By Ben Schiller
"Fluid flows" don't figure much in discussions of renewable energy--but perhaps they should. Think of all the pressurized liquid in industrial processes: oil refining, chemical and food processing, water preparation. At the moment, much of the potential energy that is created when those liquids are pressurized is lost. And yet, a good amount of it can be recovered--either as part of the process itself, or "harvested" to make electricity.
CEO Tom Rooney describes the company's hydrologic device as a three-foot long tube with a fast ceramic rotor inside. It acts "like a Gatling gun that fires high-speed water ... and in doing so, extracts the energy," he says.
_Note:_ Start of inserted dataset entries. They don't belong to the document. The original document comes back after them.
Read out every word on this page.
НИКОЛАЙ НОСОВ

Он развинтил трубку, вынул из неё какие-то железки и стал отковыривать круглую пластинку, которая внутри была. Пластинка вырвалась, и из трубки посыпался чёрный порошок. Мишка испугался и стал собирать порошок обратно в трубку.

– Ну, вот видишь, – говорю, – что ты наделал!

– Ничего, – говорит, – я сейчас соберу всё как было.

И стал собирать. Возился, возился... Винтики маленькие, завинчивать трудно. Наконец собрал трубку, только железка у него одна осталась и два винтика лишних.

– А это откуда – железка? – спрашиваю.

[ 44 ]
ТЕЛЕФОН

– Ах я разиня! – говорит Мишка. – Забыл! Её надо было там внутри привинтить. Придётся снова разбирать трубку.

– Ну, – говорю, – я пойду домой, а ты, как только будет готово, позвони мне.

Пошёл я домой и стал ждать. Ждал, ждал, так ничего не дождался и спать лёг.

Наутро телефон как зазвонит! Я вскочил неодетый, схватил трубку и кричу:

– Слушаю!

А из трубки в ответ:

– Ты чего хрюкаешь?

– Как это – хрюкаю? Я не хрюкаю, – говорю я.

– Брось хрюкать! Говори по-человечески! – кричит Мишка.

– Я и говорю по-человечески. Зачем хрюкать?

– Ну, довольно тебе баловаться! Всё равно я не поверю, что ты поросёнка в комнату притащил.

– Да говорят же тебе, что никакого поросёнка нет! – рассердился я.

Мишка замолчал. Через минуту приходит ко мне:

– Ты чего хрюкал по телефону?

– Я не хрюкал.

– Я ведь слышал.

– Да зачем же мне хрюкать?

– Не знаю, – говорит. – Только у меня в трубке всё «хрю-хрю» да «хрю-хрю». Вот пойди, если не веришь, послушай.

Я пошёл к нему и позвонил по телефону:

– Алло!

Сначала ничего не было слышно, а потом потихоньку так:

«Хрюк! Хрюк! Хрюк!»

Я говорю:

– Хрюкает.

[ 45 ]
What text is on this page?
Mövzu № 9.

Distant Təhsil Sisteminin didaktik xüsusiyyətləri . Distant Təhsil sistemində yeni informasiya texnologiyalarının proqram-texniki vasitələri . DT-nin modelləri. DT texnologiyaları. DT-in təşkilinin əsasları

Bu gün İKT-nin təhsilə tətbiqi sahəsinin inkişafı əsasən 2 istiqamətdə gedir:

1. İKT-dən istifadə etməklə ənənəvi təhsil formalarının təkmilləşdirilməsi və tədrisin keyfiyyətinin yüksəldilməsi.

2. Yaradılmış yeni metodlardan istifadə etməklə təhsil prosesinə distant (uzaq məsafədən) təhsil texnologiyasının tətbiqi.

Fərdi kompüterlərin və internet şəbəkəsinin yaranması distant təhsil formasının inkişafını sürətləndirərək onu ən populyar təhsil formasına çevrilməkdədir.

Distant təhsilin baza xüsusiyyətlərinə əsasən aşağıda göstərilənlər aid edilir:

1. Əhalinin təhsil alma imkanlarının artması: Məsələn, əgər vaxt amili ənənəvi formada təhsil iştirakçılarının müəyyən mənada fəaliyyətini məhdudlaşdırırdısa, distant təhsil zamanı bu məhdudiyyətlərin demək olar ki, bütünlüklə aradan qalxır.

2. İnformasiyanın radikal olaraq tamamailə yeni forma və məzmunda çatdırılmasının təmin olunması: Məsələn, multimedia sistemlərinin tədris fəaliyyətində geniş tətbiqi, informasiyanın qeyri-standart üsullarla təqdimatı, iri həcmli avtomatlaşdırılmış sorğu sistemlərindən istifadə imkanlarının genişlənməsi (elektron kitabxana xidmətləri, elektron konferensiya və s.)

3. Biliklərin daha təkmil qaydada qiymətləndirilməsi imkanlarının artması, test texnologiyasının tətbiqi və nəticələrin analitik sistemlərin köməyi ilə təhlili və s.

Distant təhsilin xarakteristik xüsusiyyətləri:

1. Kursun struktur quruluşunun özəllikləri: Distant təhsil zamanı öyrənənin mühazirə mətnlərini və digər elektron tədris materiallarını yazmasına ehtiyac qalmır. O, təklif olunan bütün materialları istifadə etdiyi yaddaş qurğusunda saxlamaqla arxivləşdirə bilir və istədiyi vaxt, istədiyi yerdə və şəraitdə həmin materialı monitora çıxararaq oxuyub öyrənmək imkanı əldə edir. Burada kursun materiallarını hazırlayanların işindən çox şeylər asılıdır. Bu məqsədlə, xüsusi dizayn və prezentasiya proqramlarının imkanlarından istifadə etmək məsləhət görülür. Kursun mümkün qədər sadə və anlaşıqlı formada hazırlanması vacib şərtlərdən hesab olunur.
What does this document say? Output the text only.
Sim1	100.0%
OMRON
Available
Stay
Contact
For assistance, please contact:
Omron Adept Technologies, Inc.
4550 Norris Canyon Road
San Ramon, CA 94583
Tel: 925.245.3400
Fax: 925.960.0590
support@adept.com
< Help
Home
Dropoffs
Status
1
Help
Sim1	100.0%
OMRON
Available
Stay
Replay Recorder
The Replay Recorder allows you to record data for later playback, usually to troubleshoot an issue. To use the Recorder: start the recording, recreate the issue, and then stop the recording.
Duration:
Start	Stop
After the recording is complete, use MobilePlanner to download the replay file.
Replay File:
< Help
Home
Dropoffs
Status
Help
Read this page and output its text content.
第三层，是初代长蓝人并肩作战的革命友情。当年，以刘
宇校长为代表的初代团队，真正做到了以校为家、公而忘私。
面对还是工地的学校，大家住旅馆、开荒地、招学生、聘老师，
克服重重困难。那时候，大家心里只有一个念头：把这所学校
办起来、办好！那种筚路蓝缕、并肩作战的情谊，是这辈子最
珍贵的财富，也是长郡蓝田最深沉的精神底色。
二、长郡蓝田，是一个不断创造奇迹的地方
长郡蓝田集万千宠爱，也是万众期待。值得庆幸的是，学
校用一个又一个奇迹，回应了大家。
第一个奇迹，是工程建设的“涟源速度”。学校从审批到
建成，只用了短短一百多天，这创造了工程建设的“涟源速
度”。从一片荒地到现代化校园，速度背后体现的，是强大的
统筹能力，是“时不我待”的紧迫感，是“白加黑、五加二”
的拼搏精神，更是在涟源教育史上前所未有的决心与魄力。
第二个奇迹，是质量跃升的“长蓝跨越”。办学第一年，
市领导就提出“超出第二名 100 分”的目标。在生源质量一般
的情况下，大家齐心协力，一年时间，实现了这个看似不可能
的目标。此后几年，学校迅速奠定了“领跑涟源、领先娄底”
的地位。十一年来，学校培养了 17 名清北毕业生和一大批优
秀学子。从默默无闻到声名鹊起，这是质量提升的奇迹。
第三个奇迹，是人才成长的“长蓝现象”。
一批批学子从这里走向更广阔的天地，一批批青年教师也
In the desalination plant, huge pumps push seawater through a membrane, leaving about 40% of the fluid potable, and sending the rest back to the ocean. The device diverts "bullets" of energy from the briny flow to the original flow. Rooney says that reduces the energy needed for pumping by 60%.
Energy Recovery has installed 14,000 devices so far, on seven continents. That equates to about 12 billion kilowatt hours of energy being saved, or $1.2 billion, a year. Rooney says operators of the plants--whose electricity bills are huge--can make back their investment in three to six years (the devices last at least 25 years).
He sees opportunities in other industries, too, and with municipalities. "You have a very clumsy assortment of pressure up and pressure down throughout large municipal distribution systems. There's no question that there is an enormous opportunity to go in and harvest the pressure," he says.
It's also possible to generate electricity, if you don't want to reuse the energy in the water for something. We wrote about another company that's already doing that in New York.
Mining companies, for example, can generate electricity when they send down flows of water and product from high-up mines. "There is an incredible amount of money coming down off that mountainside," Rooney says. Energy Recovery's generators have 78% efficiency, compared to 98% for its diversion tubes.
"Ten years from now, people will look back and think how silly we were throwing away gigawatts of power, just because they happened to be in fluid flows."